Consider this, you are face to face with your toughest competitor, playing Texas Hold’em Poker. You know you have a strong hand, but it can be beat. Your opponent raises, you think about your cards again. Not able to look your opponent in the eye, you fold. There are no tells when you are playing a computer.
A $50,000 face-off between a poker-playing computer and 2 of the world’s impressive poker professionals will take place on Monday in Vancouver, Canada. There is no way to determine or even guess who will bring home the prize.
The machine, nicknamed Polaris by its University of Alberta originators, is designed to play to its opponent’s weaknesses, effortlessly switching from guarded under-betting to assertive bluffing. “With poker, the key thing is unpredictability,” said Jonathan Schaeffer, one of the lead artificial intelligence researchers on the Polaris project. “A computer is very good at predicting odds … it can do that very quickly. But in poker, if you play cautiously, then the opponent can pick up on that and they start exploiting that … so the goal of (Polaris) is to be unpredictable for the human.”
The high-stakes tournament is part of the Association for the Advancement of Artificial Intelligence conference being held at a Vancouver hotel. An audience will be on hand to watch professional players Phil Laak and Ali Eslami in mind-vs. -machine match with the simulator, each with the opportunity to take home $25,000 if they win all four of their games. Both Laak and Eslami are world renowned for their poker prowess.

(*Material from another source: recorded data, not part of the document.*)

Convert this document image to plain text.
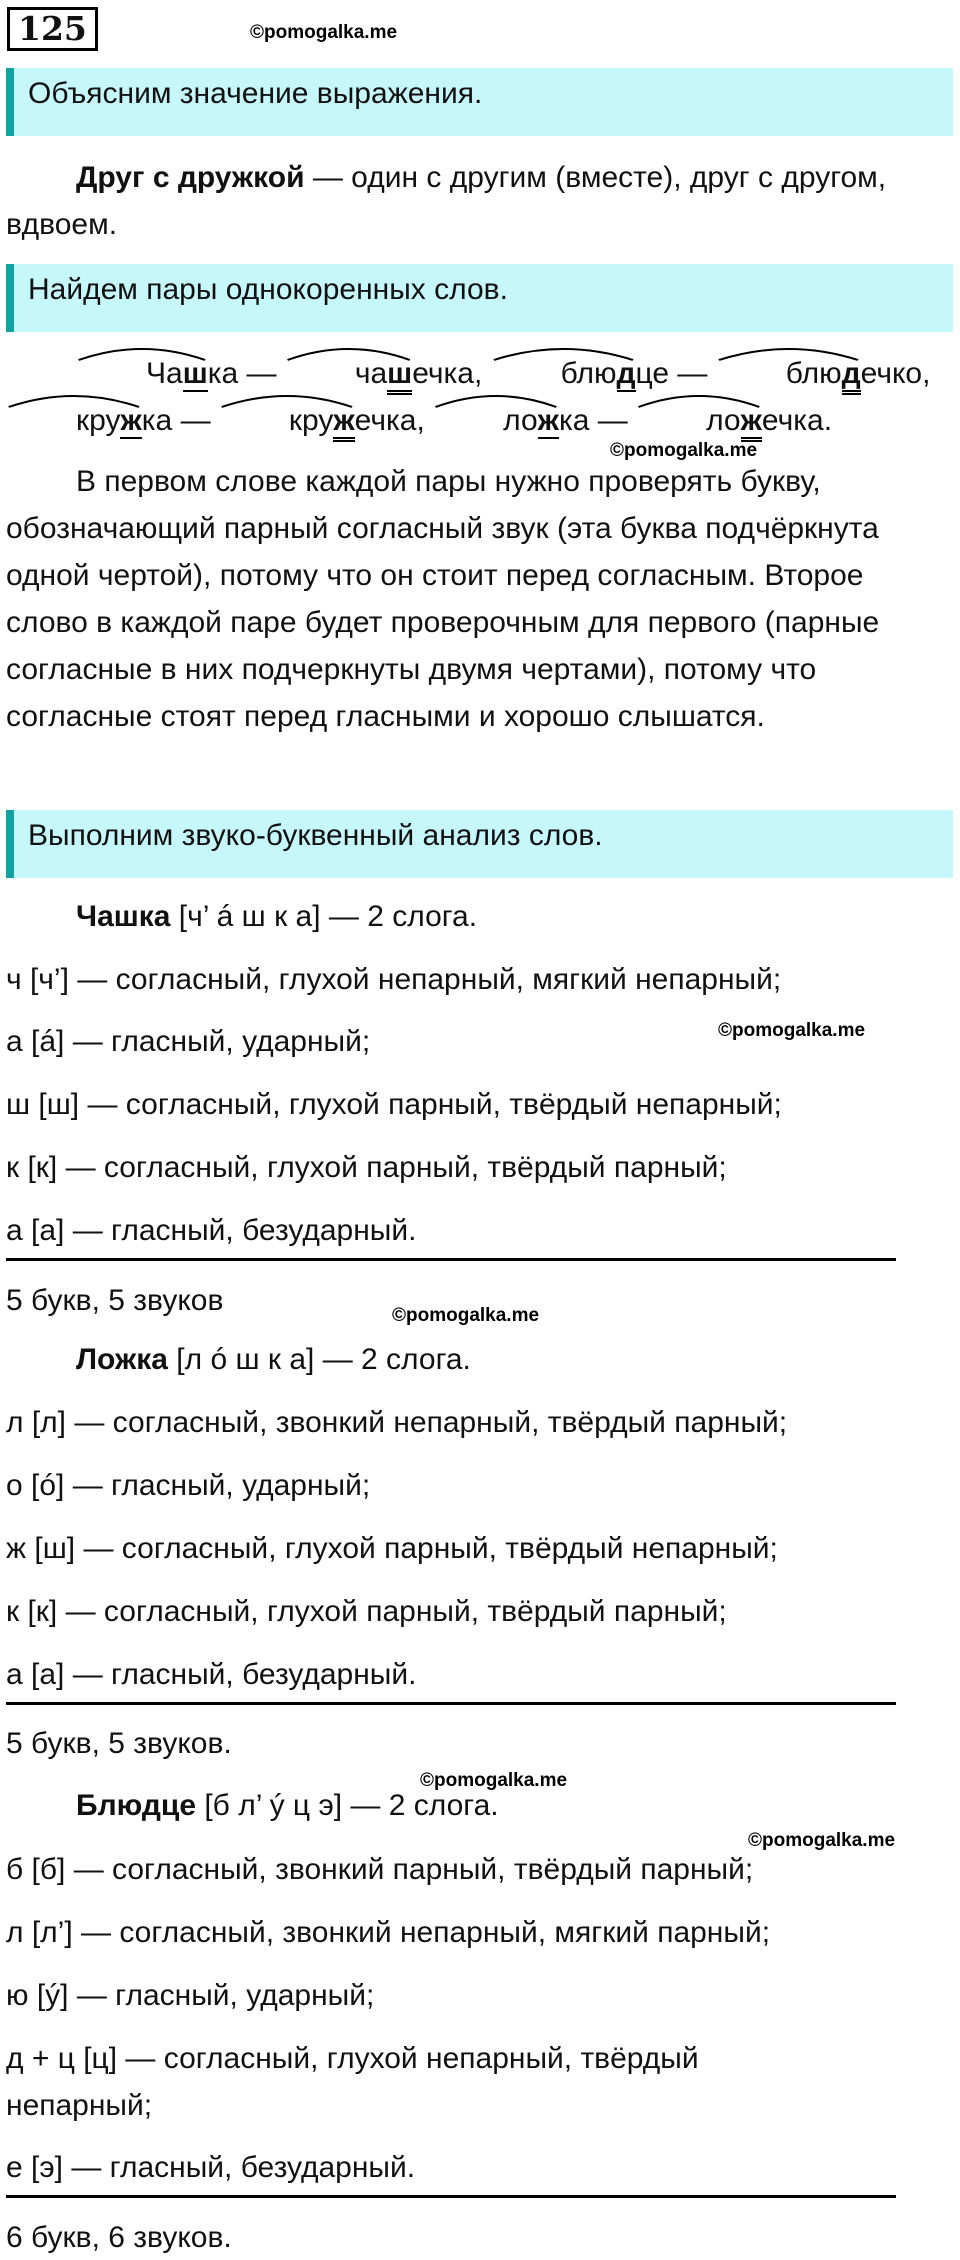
125	©pomogalka.me
Объясним значение выражения.

Друг с дружкой — один с другим (вместе), друг с другом, вдвоем.

Найдем пары однокоренных слов.

Чашка —
чашечка,
блюдце —
блюдечко,
кружка —
кружечка,
ложка —
ложечка.

©pomogalka.me

В первом слове каждой пары нужно проверять букву, обозначающий парный согласный звук (эта буква подчёркнута одной чертой), потому что он стоит перед согласным. Второе слово в каждой паре будет проверочным для первого (парные согласные в них подчеркнуты двумя чертами), потому что согласные стоят перед гласными и хорошо слышатся.

Выполним звуко-буквенный анализ слов.
Чашка [ч’ á ш к а] — 2 слога.
ч [ч’] — согласный, глухой непарный, мягкий непарный;
а [á] — гласный, ударный;	©pomogalka.me
ш [ш] — согласный, глухой парный, твёрдый непарный;
к [к] — согласный, глухой парный, твёрдый парный;
а [а] — гласный, безударный.
5 букв, 5 звуков	©pomogalka.me
Ложка [л ó ш к а] — 2 слога.
л [л] — согласный, звонкий непарный, твёрдый парный;
о [ó] — гласный, ударный;
ж [ш] — согласный, глухой парный, твёрдый непарный;
к [к] — согласный, глухой парный, твёрдый парный;
а [а] — гласный, безударный.
5 букв, 5 звуков.
©pomogalka.me
Блюдце [б л’ ý ц э] — 2 слога.
©pomogalka.me
б [б] — согласный, звонкий парный, твёрдый парный;
л [л’] — согласный, звонкий непарный, мягкий парный;
ю [ý] — гласный, ударный;
д + ц [ц] — согласный, глухой непарный, твёрдый
непарный;
е [э] — гласный, безударный.
6 букв, 6 звуков.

The Man-Machine competitions have grabbed a hold of the imagination before; one of the best examples of this was the 1997 match between IBM’s “Deep Blue” chess program and Garry Kasparov, world known grandmaster. Technology has improved since then, and now computers are ready to face a more difficult challenge – trying to wrest supremacy from the humans at poker. While artificial intelligence research has created computers that are virtually unbeatable in strategic games such as chess and checkers, Polaris may have a tougher time with the role of pure luck in poker.
“I’m not at all sure that the computer is going to win this thing, precisely because it is so difficult to learn about the style of your opponent,” said Oliver Schulte, a cognitive scientist who worked with the Polaris project creators.